Martínez-Simancas, el buen hijo de la radio

«Tenía la habilidad de los cultos; la originalidad de los inteligentes; la sensatez de los virtuosos; el desparpajo de los provocadores»

Martínez-Simancas, el buen hijo de la radio
FÉLIX MADERO MADRID

Conocí a Rafael Martínez-Simancas en la redacción central de la Cope, en 1991. Él venía de Radiocadena, yo de Radio Nacional de España. Nos hicimos amigos porque coincidimos en el mismo programa, 'Un día en España', que dirigía Javier González Ferrari. Fuimos muy amigos porque éramos complementarios en el trabajo, donde siempre puso originalidad, humor y ternura, incluso a las noticias más tristes y tediosas. Allí, a su lado, había verdaderos radiofonistas, los más grandes, Luis del Olmo, Manuel Antonio Rico, Antonio Jiménez, Fernando Onega, Encarna Sánchez, Julián Barriga, J. J. Iriarte, Alfonso Nasarre, Pedro Javier Cáceres y tantos otros. No había cumplido los 30 y sabíamos que estaba llamado para este medio.

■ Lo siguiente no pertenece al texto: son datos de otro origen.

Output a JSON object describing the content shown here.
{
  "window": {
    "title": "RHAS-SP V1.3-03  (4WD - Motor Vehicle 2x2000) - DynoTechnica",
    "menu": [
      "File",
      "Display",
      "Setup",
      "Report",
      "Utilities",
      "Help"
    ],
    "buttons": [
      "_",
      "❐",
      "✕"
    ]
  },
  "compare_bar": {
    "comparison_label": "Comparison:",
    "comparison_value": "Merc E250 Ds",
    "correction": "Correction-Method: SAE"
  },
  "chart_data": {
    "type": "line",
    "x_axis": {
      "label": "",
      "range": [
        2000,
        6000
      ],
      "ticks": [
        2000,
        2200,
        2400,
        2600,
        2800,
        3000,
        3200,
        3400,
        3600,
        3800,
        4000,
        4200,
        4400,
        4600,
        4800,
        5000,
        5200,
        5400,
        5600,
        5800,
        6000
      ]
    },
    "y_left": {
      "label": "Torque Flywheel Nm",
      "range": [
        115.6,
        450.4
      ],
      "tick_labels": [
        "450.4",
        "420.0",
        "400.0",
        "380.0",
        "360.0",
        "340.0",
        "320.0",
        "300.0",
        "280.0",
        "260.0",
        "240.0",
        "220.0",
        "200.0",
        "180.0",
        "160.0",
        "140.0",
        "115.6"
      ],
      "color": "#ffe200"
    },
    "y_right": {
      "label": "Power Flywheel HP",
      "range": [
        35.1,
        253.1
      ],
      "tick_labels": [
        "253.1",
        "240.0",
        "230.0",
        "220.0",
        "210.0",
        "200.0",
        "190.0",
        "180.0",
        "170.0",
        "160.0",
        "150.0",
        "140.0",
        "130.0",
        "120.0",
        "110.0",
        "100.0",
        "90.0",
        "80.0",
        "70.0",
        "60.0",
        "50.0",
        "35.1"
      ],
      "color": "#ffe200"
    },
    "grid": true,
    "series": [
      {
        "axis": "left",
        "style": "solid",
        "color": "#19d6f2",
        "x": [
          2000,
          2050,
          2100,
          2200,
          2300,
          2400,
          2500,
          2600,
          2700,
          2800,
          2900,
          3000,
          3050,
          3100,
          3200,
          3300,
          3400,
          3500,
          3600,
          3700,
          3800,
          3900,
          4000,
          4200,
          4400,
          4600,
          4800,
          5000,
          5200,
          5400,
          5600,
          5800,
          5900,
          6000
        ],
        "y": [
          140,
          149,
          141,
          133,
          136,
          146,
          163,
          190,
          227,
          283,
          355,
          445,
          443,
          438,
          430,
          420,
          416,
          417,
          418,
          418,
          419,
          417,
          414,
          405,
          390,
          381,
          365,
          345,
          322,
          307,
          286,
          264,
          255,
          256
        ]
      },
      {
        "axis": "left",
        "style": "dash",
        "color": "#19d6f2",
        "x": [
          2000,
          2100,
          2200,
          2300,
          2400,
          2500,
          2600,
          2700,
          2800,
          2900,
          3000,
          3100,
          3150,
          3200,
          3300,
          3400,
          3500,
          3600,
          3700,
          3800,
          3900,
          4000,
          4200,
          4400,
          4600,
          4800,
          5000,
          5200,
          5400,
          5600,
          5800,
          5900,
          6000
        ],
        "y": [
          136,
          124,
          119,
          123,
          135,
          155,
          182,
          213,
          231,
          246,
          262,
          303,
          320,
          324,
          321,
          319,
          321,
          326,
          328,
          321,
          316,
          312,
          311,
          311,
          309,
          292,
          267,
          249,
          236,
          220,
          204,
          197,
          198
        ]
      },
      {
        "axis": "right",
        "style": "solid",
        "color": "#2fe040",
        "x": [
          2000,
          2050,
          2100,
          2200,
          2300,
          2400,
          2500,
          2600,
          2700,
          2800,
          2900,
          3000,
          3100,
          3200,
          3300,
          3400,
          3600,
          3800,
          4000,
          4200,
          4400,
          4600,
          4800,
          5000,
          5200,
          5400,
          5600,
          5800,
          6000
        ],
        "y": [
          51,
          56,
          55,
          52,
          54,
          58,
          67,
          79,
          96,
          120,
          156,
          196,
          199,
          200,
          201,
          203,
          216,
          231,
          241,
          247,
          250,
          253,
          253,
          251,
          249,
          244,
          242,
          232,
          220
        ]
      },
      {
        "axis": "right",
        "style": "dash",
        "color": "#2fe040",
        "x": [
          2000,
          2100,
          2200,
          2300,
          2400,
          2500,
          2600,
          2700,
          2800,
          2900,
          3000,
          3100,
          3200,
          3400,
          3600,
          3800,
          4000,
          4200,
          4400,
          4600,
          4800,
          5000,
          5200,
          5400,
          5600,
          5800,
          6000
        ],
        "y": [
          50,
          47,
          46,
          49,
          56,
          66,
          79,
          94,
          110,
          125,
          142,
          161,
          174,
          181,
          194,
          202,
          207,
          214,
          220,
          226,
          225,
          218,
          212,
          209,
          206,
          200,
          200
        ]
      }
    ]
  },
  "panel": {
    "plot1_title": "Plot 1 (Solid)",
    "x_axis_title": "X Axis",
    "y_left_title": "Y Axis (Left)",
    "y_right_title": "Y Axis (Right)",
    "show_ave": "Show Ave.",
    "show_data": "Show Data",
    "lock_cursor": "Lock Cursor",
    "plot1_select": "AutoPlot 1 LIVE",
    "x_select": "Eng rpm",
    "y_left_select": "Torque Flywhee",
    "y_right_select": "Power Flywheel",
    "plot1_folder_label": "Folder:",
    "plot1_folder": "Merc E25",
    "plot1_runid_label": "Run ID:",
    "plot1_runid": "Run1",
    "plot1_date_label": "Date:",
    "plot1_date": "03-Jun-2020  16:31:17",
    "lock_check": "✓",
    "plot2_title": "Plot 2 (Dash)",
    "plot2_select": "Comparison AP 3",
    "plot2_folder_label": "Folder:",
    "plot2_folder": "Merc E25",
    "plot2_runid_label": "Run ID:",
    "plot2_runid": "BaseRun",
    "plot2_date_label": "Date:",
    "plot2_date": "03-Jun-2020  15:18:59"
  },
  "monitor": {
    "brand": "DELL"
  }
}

Tenía la habilidad de los cultos; la originalidad de los inteligentes -Rafa lo era y mucho; la sensatez de los virtuosos; el desparpajo de los provocadores y la frescura de un hombre enorme físicamente al que no le correspondía la ingenuidad que llevaba dentro en sus entrañas. Estuvo delante del micrófono en programas e informativos. El último fue 'De Costa a Costa', un nombre mítico en la radio que cayó en sus manos con toda justicia. Ahí trataba la información como algo distante, suficiente y, a veces, con descaro, pero era en la tertulia donde se crecía. Repartía juego, cortaba con rapidez cuando sabía que el tema no tenía más, abrumaba con su desparpajo y era capaz de provocar risa ante noticias que en la voz de otro sonarían tediosas y repetidas. Estaba siempre pensando en no ser un muermo, en divertir al oyente, al que trató siempre como no lo tratan los políticos de este país: como una persona inteligente que piensa por sí misma. Lo hizo en la radio, en los periódicos y en la televisión, donde inventó el formato de 'El gato al agua'.

Fue guionista de Julia Otero y de Luis del Olmo. Lo fue mío cuando dirigí 'Protagonistas'. Lo fue porque él lo impuso y quiso, y podía hacerlo. Ponía el broche al programa del viernes con una pieza que tituló 'No me resigno', cargada de ironía propia del mejor Gila. Inolvidable.

Columnista de los regionales de Vocento y de ABC hasta ayer mismo, Benjamín Lana, director editorial de Vocento, tuvo la buena idea de nombrarlo director del diario gratuito Qué! No había mucho tiempo, la crisis en la prensa gratuita era un hecho y también llegó a esa cabecera. Pero Rafa cambio en poco tiempo al periódico, le dio la vuelta como a un calcetín: portadas brillantes e ingeniosas que competían con los generalistas. Fue en su despacho de director donde me dijo que me preparara porque tenía una cosa que no quería nombrar. Yo tampoco. Luchó, y aunque pudiera parecer que ha perdido, ha ganado. No se lo diría a Lidón ni a sus dos hijitos, Víctor y Lidón, pero en su adiós sé que ha triunfado. Su vida ha durado poco, 53 años, pero aquí ha dejado testimonio de que se puede vivir y morir con dignidad. Será recordado por muchos, porque muchos lo quisimos y lo seguiremos queriendo. La radio pierde a uno de sus mejores hijos, y van quedando pocos. El periodismo se queda sin un gran periodista que jamás se sirvió del oficio en su beneficio.

Hermano Rafa, fue un honor compartir esta vida contigo.